O médico sublinha que a preocupação, a par da gestão da rede, deve continuar a ser conter a epidemia, porque maior expansão vai exigir mais suspensão da atividade e aumenta a sobrecarga das equipas, que influencia os resultados «Caminhou-se em soluções  e  com isso conseguem-se os dois aspetos: reduzir a sobrecarga sobre os profissionais – que é muito importante quando estamos numa maratona que não será de dois meses  – e ganharmos em maior equidade entre regiões, não só na covid-19, na acessibilidade dos doentes, que têm de sentir-se seguros na ida ao hospital», afirma Artur Paiva. «O que precisamos agora é de continuar este caminho de redução da transmissão e de planeamento.
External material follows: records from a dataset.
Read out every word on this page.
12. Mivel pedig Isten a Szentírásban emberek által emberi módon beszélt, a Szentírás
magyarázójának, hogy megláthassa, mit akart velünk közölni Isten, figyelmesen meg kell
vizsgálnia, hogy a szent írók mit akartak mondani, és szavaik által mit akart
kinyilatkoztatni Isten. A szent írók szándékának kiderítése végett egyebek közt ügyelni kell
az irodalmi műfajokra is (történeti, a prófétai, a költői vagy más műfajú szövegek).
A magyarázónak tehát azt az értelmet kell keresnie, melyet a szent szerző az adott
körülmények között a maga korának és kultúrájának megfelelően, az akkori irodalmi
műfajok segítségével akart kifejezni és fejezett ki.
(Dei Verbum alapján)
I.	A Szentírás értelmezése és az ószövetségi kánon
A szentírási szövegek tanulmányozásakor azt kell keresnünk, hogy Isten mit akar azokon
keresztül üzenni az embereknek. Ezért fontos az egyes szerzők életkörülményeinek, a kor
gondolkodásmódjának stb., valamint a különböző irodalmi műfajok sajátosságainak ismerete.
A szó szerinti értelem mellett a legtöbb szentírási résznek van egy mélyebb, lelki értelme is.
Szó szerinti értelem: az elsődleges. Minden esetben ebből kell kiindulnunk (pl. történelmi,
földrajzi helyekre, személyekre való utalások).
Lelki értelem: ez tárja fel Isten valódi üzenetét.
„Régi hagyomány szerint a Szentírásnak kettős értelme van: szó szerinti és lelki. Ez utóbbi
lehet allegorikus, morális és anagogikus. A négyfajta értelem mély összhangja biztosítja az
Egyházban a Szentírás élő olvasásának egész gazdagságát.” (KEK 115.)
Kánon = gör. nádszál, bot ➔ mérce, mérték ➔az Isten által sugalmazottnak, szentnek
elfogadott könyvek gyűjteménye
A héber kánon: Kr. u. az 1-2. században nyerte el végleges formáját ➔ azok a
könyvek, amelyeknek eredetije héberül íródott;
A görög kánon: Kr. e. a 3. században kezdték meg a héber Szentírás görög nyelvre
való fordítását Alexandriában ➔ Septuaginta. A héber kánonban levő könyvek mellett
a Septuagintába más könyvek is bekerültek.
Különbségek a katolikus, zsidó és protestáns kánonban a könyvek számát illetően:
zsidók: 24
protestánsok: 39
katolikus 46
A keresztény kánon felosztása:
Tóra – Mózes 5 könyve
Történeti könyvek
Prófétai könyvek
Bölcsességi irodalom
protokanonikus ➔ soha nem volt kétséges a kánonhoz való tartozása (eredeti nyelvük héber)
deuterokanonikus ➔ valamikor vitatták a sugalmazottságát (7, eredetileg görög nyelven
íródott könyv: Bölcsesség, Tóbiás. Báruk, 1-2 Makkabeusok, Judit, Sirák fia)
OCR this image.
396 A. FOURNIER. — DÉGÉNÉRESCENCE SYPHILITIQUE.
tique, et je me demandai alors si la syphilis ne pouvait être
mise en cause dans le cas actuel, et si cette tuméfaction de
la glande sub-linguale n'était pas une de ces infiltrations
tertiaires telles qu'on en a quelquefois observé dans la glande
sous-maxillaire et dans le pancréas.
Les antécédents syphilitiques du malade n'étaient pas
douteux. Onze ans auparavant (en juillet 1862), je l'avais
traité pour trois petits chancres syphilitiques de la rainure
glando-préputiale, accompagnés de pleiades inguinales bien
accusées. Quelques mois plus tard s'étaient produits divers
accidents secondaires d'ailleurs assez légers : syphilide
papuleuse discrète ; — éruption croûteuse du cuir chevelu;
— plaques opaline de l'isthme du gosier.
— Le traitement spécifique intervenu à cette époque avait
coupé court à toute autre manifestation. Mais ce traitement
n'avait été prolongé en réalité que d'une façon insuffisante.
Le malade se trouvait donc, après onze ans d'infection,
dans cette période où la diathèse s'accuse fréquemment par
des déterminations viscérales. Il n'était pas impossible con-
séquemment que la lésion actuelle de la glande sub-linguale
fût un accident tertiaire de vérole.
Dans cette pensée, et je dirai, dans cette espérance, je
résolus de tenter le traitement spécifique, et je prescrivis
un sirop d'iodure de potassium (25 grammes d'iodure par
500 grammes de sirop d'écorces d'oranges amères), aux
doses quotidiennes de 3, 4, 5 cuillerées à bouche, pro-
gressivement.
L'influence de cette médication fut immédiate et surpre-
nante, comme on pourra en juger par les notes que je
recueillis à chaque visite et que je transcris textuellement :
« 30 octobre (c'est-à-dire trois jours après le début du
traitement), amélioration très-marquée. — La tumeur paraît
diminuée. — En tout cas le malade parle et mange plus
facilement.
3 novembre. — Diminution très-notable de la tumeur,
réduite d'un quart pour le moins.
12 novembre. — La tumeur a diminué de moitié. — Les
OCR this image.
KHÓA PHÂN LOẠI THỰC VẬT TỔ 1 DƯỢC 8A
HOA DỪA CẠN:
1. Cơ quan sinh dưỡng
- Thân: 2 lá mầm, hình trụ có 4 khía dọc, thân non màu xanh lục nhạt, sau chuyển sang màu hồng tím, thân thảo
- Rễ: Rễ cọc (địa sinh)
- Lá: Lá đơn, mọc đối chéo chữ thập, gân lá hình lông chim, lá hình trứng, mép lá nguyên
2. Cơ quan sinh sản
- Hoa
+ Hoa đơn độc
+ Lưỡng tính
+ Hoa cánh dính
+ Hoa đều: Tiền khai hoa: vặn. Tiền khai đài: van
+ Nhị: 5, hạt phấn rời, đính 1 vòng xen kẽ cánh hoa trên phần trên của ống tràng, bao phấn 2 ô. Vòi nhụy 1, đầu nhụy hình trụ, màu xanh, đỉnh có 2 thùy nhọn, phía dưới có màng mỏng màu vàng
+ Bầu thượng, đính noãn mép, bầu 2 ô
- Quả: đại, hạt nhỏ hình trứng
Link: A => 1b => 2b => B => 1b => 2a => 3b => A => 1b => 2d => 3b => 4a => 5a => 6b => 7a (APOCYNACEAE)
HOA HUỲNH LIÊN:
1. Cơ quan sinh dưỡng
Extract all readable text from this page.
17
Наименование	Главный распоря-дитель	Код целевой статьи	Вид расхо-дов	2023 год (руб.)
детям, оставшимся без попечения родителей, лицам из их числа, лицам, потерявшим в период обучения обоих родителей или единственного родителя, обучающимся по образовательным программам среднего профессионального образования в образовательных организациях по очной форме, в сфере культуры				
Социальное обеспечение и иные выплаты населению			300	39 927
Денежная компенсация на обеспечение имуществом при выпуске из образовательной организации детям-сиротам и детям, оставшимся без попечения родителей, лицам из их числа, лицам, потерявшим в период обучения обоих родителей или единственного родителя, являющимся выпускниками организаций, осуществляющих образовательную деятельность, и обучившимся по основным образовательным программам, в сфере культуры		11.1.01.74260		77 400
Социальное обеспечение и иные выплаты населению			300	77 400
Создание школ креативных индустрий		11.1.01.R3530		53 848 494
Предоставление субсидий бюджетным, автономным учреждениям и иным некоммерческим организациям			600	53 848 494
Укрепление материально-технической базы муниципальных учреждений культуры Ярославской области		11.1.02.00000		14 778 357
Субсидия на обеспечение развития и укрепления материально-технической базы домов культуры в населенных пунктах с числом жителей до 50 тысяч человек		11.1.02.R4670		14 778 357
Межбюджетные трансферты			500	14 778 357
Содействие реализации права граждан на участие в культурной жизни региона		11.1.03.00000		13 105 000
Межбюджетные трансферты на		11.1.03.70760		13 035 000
Quer dizer que com isto é possível termos mil doentes, dois mil ? A resposta é não».

 

RT continua a baixar

Na próxima quinta-feira está prevista uma nova reunião de peritos no Infarmed, onde será feito um novo ponto de situação ao Governo, Presidente da República e partidos sobre a evolução da epidemia, agora com os planos para o Natal em mente – Marcelo pediu ao Governo regras na próxima semana.

O último relatório do Instituto Nacional de Saúde Dr. Ricardo Jorge estima que, na última semana, o RT (que mede a velocidade de transmissão da epidemia), continuou a baixar e aproxima-se de 1, sendo agora de 1,05 a nível nacional, 1,03 na região Norte, 1,09 na região Centro, 1,06 na região LVT, 1,17 na região Alentejo, 1,10 na região Algarve, 1,19 nos Açores e 0,94 na Madeira. No Norte, mais atingido, o abrandamento de casos é agora notório, embora a região continue a registar uma incidência superior a 1300 casos por 100 mil habitantes nos últimos 14 dias (o dobro de qualquer outra região do país, tendo o distrito de Bragança um aumento de casos nas últimas semanas, enquanto a região do Vale do Sousa melhorou).

Os boletins da DGS, que o SOL analisou, mostram ainda assim que nos últimos sete dias foram reportados em média 3071 casos diários na região Norte, quando nos sete dias anteriores tinham sido 3788. São menos 700 casos, em média, por dia. A nível nacional, o país registou uma média diária de 5191 casos, quando nos sete dias anteriores tinham sido 6404 casos, e a média dos últimos sete dias é inferior à da semana anterior em todas as regiões. O pico de novos casos pode, assim, já ter sido superado e ter ficado até abaixo do projetado, fruto da melhoria no Norte.

A incidência mantém-se elevada, e para haver uma descida em todo o país e não apenas uma estabilização, o RT tem de ficar abaixo de 1 e manter-se assim (o que significará que, em média, mil pessoas infetadas hoje infetam menos de mil pessoas e assim sucessivamente). O Centro Europeu de Prevenção e Controlo das Doenças (ECDC na sigla inglesa) alertou esta semana para o risco de levantar medidas demasiado cedo. Segundo o SOL apurou, mesmo com o abrandamento do número de casos prevê-se que os internamentos continue a aumentar. As projeções indicam que o número de doentes com covid-19 em UCI poderá ultrapassar os 600 na primeira semana de dezembro. Já a equipa da Faculdade de Ciências da Universidade de Lisboa estima que possa haver mais de 3 mil casos diários até janeiro, com mais de 300 doentes covid em UCI também até ao início de janeiro.